Semi stream of consiousness post about how I need a hug.
Gahalia, on host 216.3.252.5
Wednesday, March 21, 2001, at 22:25:08
Sometimes when I have been among crowds for a while or if I'm just in a weird mood, I won't want anyone touching me at all. It's an annoying feeling that makes me cringe inside. But a feeling I hate worse is wanting to be touched. I don't know why this happens, but sometimes all I want is for someone to touch me. I feel this way right now. I need a really good hug. The feeling usually lasts for a day or two. The last time this happened I was so lucky because we rode back from the basketball game in a school bus and there were more people than seats, and we were all squished together. This feeling must have started last night as I lay in bed. I had a dream that this guy I know but haven't gotten to talk to in a while was sitting beside me and was caressing my neck and playing with my hair. It was so wonderful. Even more than that, though, was the overwhelming sense of feeling loved.
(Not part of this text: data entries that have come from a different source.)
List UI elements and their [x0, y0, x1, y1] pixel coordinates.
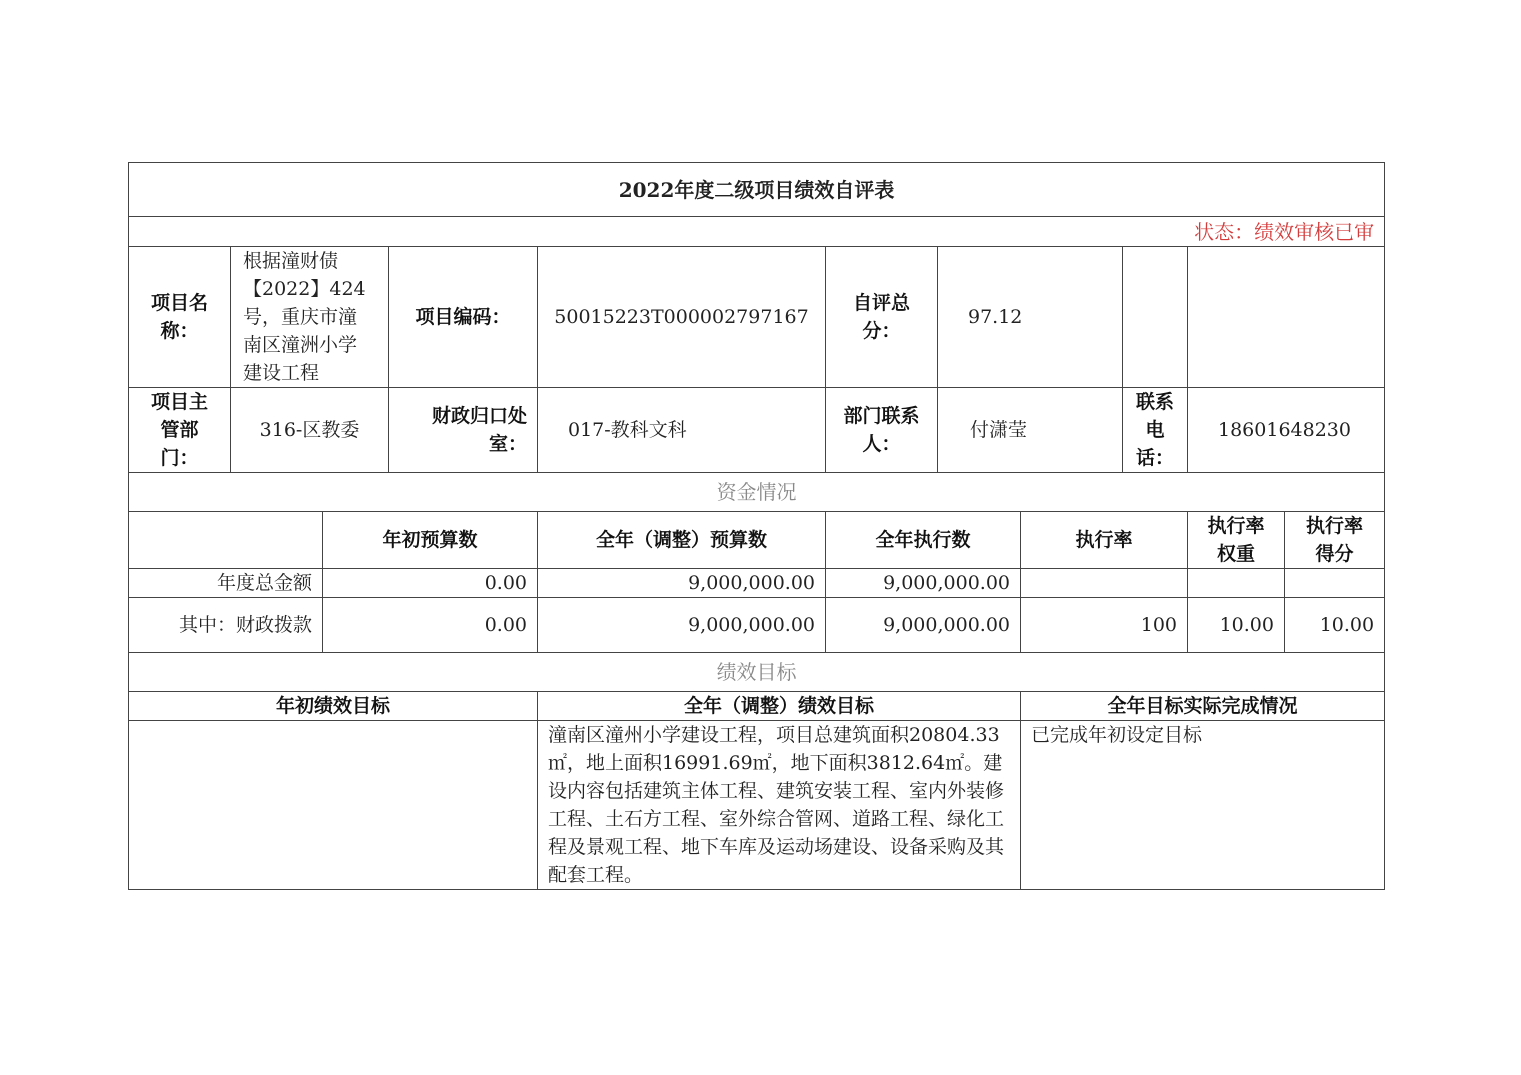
funds-header-rate: 执行率 — [1021, 512, 1188, 569]
perf-initial-goal — [129, 721, 538, 890]
funds-row-label: 其中：财政拨款 — [129, 598, 323, 653]
table-row — [129, 598, 1385, 653]
project-code-label: 项目编码： — [389, 247, 538, 388]
phone-value: 18601648230 — [1188, 388, 1385, 473]
funds-row-weight: 10.00 — [1188, 598, 1285, 653]
score-value: 97.12 — [938, 247, 1123, 388]
funds-header-adjusted: 全年（调整）预算数 — [538, 512, 826, 569]
project-code-value: 50015223T000002797167 — [538, 247, 826, 388]
funds-row-label: 年度总金额 — [129, 569, 323, 598]
funds-row-rate: 100 — [1021, 598, 1188, 653]
empty-cell — [1188, 247, 1385, 388]
funds-header-initial: 年初预算数 — [323, 512, 538, 569]
form-title: 2022年度二级项目绩效自评表 — [129, 163, 1385, 217]
perf-header-initial: 年初绩效目标 — [129, 692, 538, 721]
performance-self-evaluation-form — [128, 162, 1384, 890]
funds-row-executed: 9,000,000.00 — [826, 598, 1021, 653]
contact-label: 部门联系人： — [826, 388, 938, 473]
empty-cell — [1123, 247, 1188, 388]
project-name-value: 根据潼财债【2022】424号，重庆市潼南区潼洲小学建设工程 — [231, 247, 389, 388]
funds-row-initial: 0.00 — [323, 569, 538, 598]
funds-row-adjusted: 9,000,000.00 — [538, 598, 826, 653]
contact-value: 付潇莹 — [938, 388, 1123, 473]
performance-section-title: 绩效目标 — [129, 653, 1385, 692]
evaluation-table — [128, 162, 1385, 890]
funds-header-blank — [129, 512, 323, 569]
perf-actual: 已完成年初设定目标 — [1021, 721, 1385, 890]
funds-row-initial: 0.00 — [323, 598, 538, 653]
score-label: 自评总分： — [826, 247, 938, 388]
phone-label: 联系电话： — [1123, 388, 1188, 473]
funds-section-title: 资金情况 — [129, 473, 1385, 512]
funds-header-score: 执行率得分 — [1285, 512, 1385, 569]
dept-value: 316-区教委 — [231, 388, 389, 473]
funds-row-adjusted: 9,000,000.00 — [538, 569, 826, 598]
finance-office-value: 017-教科文科 — [538, 388, 826, 473]
perf-adjusted-goal: 潼南区潼州小学建设工程，项目总建筑面积20804.33㎡，地上面积16991.69㎡，地下面积3812.64㎡。建设内容包括建筑主体工程、建筑安装工程、室内外装修工程、土石方工程、室外综合管网、道路工程、绿化工程及景观工程、地下车库及运动场建设、设备采购及其配套工程。 — [538, 721, 1021, 890]
project-name-label: 项目名称： — [129, 247, 231, 388]
dept-label: 项目主管部门： — [129, 388, 231, 473]
perf-header-adjusted: 全年（调整）绩效目标 — [538, 692, 1021, 721]
table-row — [129, 569, 1385, 598]
perf-header-actual: 全年目标实际完成情况 — [1021, 692, 1385, 721]
funds-row-executed: 9,000,000.00 — [826, 569, 1021, 598]
status-badge: 状态：绩效审核已审 — [129, 217, 1385, 247]
funds-header-weight: 执行率权重 — [1188, 512, 1285, 569]
funds-row-rate — [1021, 569, 1188, 598]
finance-office-label: 财政归口处室： — [389, 388, 538, 473]
funds-row-weight — [1188, 569, 1285, 598]
funds-row-score: 10.00 — [1285, 598, 1385, 653]
funds-header-executed: 全年执行数 — [826, 512, 1021, 569]
funds-row-score — [1285, 569, 1385, 598]
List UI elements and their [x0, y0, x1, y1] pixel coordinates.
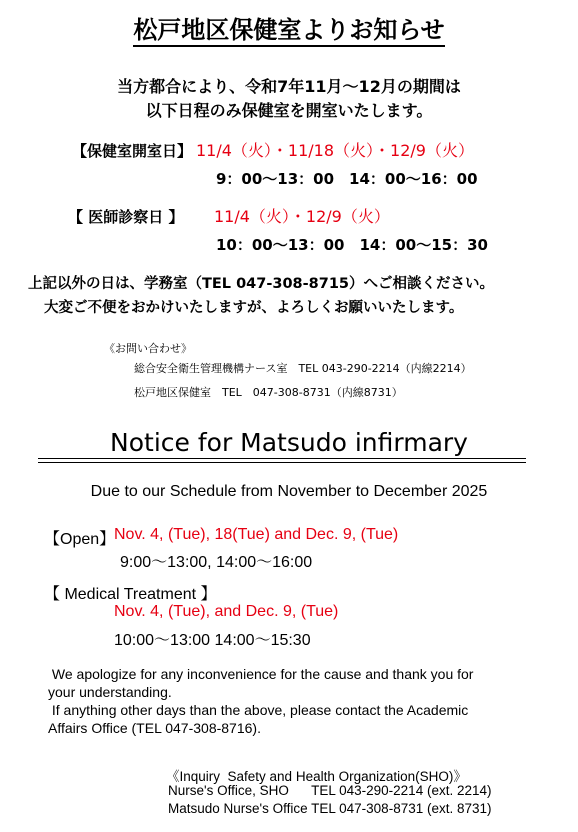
en-inquiry-line-1: Nurse's Office, SHO TEL 043-290-2214 (ext. 2214) [168, 783, 492, 798]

This aspect of the dream came before the emotions in real life that it related to; it was only today that I was feeling less-than-loved. I do know that I am loved. But I have recently really missed being on a freshman hall and being close to some really wonderful girls, and I didn't get to go to the Campus Crusade weekly meeting tonight. It was the first one I've missed in a while, and missing it made me understand just how much I feel loved there. I always knew it was a wonderful community and was always thankful for that, but I never realized how much I actually need it. There's this one guy in a couple of my classes who makes me wish I could just stand behind him and wrap my arms around him and not let go. I realized that recently, and I was thinking about that today when I sat behind him in biology lab. My mom gives really good hugs, and so do a couple of guys from my old high school. I am going to go to bed now, and will hug my pillow.